Cher journal,
La lumière de l’aube illumine le parc d’une délicate lueur orangée. Elle se glisse entre les hauts cyprès, fait chatoyer les parterres de fleurs, et scintiller les pelouses couvertes de rosée.
Face à moi, distante d’une vingtaine de pas et fermement campée sur ses jambes, se tient une femme d’une quarantaine d’années. Elle est vêtue d’une redingote et d’un pantalon blanc, ensemble assez typique des tenues qu’affectionnent les membres de la bourgeoisie de Goa. Moins typique, le pistolet qu’elle tient à la main, tendu dans ma direction.
« - Mesdames, préparez-vous ! »
A ces mots, l’assemblée attroupée autour nous fait silence. Malgré moi, je sens mon corps se raidir et les battements de mon cœur s’accélérer. Je tiens mon propre pistolet fermement, le canon pointé vers le haut. Cela fait longtemps que je n’ai plus utilisé ce genre d’arme, rendue obsolète par ma maîtrise du rokushiki. Même si des années d'entraînement m’ont donné une certaine aisance dans le maniement des lames et des armes à feu en tous genres, je dois confesser un certain manque de pratique…
« - Trois… »
L’arbitre commence le décompte. Mon adversaire ne me quitte pas des yeux et son regard dur, souligné par une double couche d’eye liner qui lui donne une allure de tueuse, me fixe sans ciller ! Je choisis une attitude plus décontractée, presque provocatrice, avec une posture de duelliste : je me tiens de profil, mon avant-bras gauche -celui qui tient l’arme- (comme toutes les personnes dignes d’un minimum d’intérêt je suis gauchère) replié contre mon corps tandis que ma main droite est posée de manière décontractée sur la hanche.
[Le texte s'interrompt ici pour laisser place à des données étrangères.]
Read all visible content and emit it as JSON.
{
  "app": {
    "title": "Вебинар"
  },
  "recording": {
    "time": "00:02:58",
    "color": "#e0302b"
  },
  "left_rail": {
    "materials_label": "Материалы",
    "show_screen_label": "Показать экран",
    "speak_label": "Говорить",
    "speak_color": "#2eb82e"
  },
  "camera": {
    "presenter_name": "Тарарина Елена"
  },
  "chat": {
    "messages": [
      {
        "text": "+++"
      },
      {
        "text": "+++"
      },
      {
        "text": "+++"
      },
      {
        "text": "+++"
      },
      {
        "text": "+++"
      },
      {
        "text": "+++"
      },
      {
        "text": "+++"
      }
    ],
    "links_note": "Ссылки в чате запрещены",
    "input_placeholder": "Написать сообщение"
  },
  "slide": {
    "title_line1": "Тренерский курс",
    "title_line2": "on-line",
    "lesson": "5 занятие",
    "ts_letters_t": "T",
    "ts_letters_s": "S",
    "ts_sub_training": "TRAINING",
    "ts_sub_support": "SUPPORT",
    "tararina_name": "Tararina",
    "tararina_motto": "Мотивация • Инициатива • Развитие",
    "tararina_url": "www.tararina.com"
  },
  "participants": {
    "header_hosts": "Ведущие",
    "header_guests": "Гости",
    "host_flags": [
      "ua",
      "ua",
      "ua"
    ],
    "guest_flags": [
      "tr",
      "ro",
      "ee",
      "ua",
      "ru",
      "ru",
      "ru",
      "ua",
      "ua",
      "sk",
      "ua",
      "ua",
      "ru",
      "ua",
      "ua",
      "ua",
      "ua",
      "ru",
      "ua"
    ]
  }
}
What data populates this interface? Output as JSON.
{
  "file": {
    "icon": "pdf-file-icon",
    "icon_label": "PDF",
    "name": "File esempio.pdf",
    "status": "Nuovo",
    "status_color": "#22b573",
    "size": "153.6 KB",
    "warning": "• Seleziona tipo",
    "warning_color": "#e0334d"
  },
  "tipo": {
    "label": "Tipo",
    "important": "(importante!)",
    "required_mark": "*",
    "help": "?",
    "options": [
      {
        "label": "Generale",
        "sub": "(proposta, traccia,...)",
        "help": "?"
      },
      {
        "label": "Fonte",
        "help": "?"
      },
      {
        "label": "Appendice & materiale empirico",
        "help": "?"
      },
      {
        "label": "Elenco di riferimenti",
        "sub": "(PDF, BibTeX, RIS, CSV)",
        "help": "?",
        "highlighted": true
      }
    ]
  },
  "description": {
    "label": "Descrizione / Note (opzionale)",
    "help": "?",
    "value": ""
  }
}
Mon visage affiche un sourire assuré, doublé par un regard pétillant que je m’efforce de laisser planté dans celui, imperturbable, de mon adversaire.
Je feins l’assurance, mais je dois avouer que je suis dans le flou. J’ignore à peu près tout de ses capacités : je la sais adepte de la chasse sportive, ce qui faisait d’elle une candidate susceptible d’accepter mon défi, mais à la réflexion j’ai peut-être été un brin optimiste. Ne serait-elle pas du genre à me cribler de balles en quelques secondes ?
« - Deux… »
Mmmh, trop tard pour changer d’avis de toute manière.
« - Un… »
Si jamais ça tourne mal journal, je…
Oh et puis tu trouveras bien quoi faire.
« - Feu ! »
D’un même geste, nous déplions notre bras et tendons notre arme vers l’adversaire. BANG ! BANG ! La double détonation rugit dans le parc, et résonne en écho. Une volée de corneilles s’enfuit en croassant. Devant moi, au bout de mon bras toujours tendu, un épais nuage blanc fume du canon de mon pistolet, m’obstruant un moment la vue. La fumée est également assez épaisse pour dissimuler celle qui s’échappe de mon épaule en train de se reconstituer, là où la balle de mon adversaire l’a transpercée sans douleur. Je n’ai pas cillé, personne ne devrait avoir remarqué.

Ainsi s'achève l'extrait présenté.